La France veut franchir un cap : produire sur son sol des puces gravées entre 2 nm et 10 nm, aujourd’hui l’apanage de Taïwan et de la Corée du Sud. Emmanuel Macron mise sur l’arrivée de TSMC et Samsung pour combler le retard européen et sécuriser les chaînes d’approvisionnement.

Le message est clair : sans production locale de semi-conducteurs avancés, l’autonomie numérique européenne restera un vœu pieux. Au salon VivaTech, le chef de l’État a rappelé que l’Hexagone ne pouvait plus se contenter de puces dites « matures », gravées à 28 nm ou plus. Il s’agit désormais de convaincre les deux géants capables de descendre sous les 5 nm – TSMC et Samsung – de construire une foundry (usine de fabrication de puces) en France.
Rattraper le peloton de tête
Seules quelques entreprises maîtrisent les gravures extrêmes faisant tenir des milliards de transistors sur un seul millimètre carré. Sans elles, impossible de fournir les processeurs qui propulsent l’IA, la 5G ou les calculateurs automobiles de nouvelle génération. Les États-Unis ont déjà attiré TSMC en Arizona et Samsung au Texas grâce à des subventions massives et des exemptions fiscales. Paris veut répliquer ce modèle en combinant crédits d’impôt, aides issues du plan France 2030 et énergie nucléaire bas-carbone jugée attractive pour alimenter les salles blanches.
En Allemagne, le projet d’usine TSMC à Dresde progresse lentement, laissant une fenêtre de tir à la France. Bruxelles, via le Chips Act européen, promet 43 milliards d’euros, mais chaque État membre doit bâtir son offre de terrain, d’infrastructures et de talents.
12 juin 2025 à 14h16
Des savoir-faire mais un manque de volume
STMicroelectronics, né dans l’Hexagone, supprime pourtant 1 000 postes d’ici 2027, preuve que la compétition sur les marges est féroce. Cette contraction fragilise la filière alors même que Paris veut muscler sa capacité de production avancée.
La France excelle dans la R&D (CEA-Leti à Grenoble, laboratoire IMEC en Belgique côté voisin) et dans la chimie des matériaux.

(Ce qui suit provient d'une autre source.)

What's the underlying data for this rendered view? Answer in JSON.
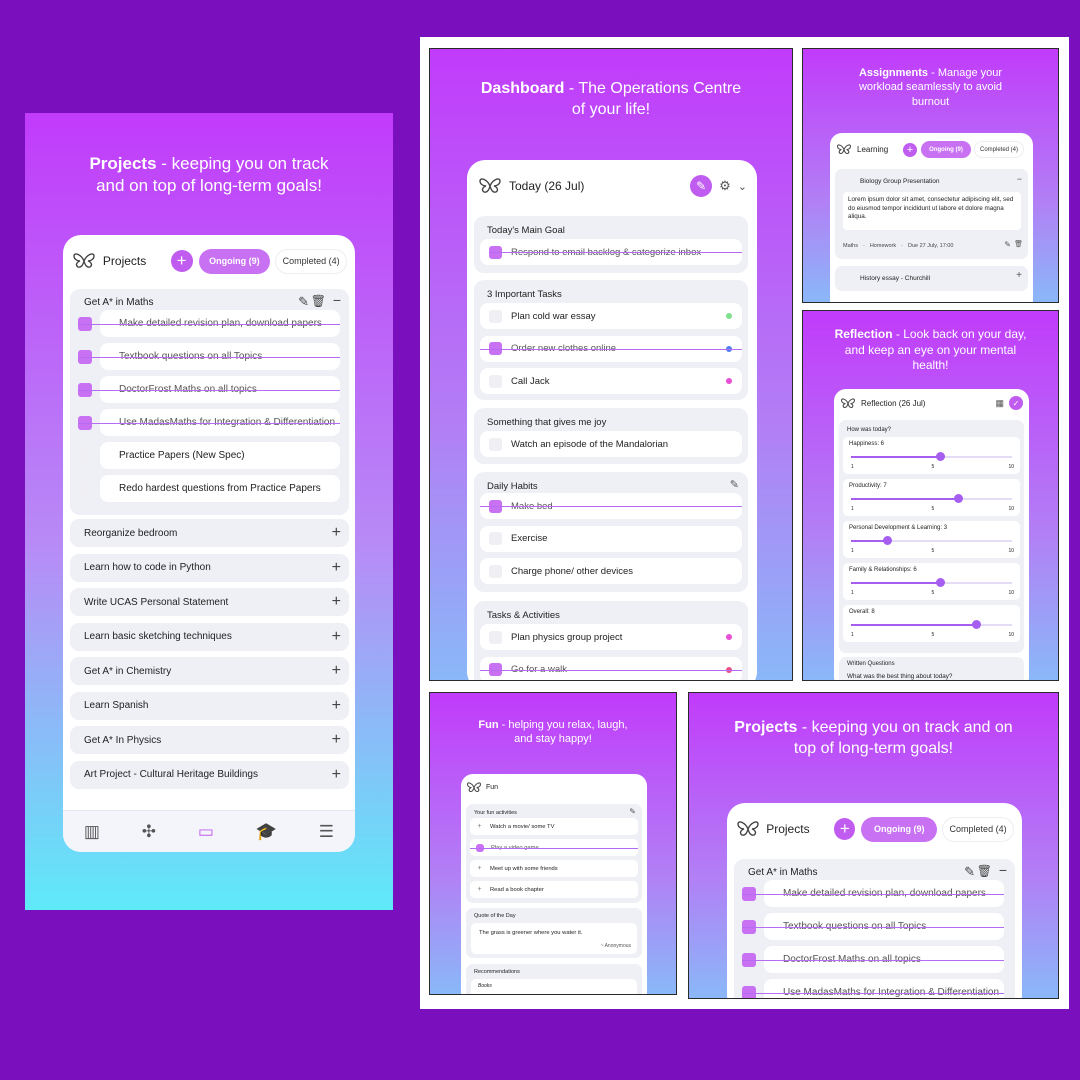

Toutefois, ces atouts ne remplacent pas la puissance d’investissement de TSMC, dont une seule megafab dépasse 20 milliards de dollars.
Accueillir une fonderie 2 nm exige des milliers d’ingénieurs process, spécialistes lithographie EUV et techniciens de maintenance. Le gouvernement mise sur la reconversion des salariés issus de STMicroelectronics et sur l’attractivité des grandes écoles pour combler le déficit.
Limiter la dépendance asiatique
Le manifeste de 300 acteurs français réclamant une « véritable indépendance technologique » pointe le coût annuel de 265 milliards d’euros lié à la domination des GAFAM et des fondeurs asiatiques. Obtenir ne serait-ce qu’une ligne de production 3 nm en France réduirait les risques logistiques liés aux tensions géopolitiques en mer de Chine.
À l’image des gigafactories de batteries, une megafab de semi-conducteurs génère un cluster d’équipements, de chimistes et de fournisseurs locaux, stimulant l’emploi hautement qualifié. L’effet boule de neige pourrait repositionner l’Europe sur un marché où elle pèse moins de 10 % contre plus de 60 % pour l’Asie de l’Est.
Même avec des incitations fortes, construire une fabuleuse ligne EUV prend cinq à sept ans. D’ici là, le créneau 2 nm pourrait déjà tendre vers 1,8 nm, rendant la cible mouvante. Reste que sans objectif ambitieux, la France risquerait de rester spectatrice de la prochaine vague technologique.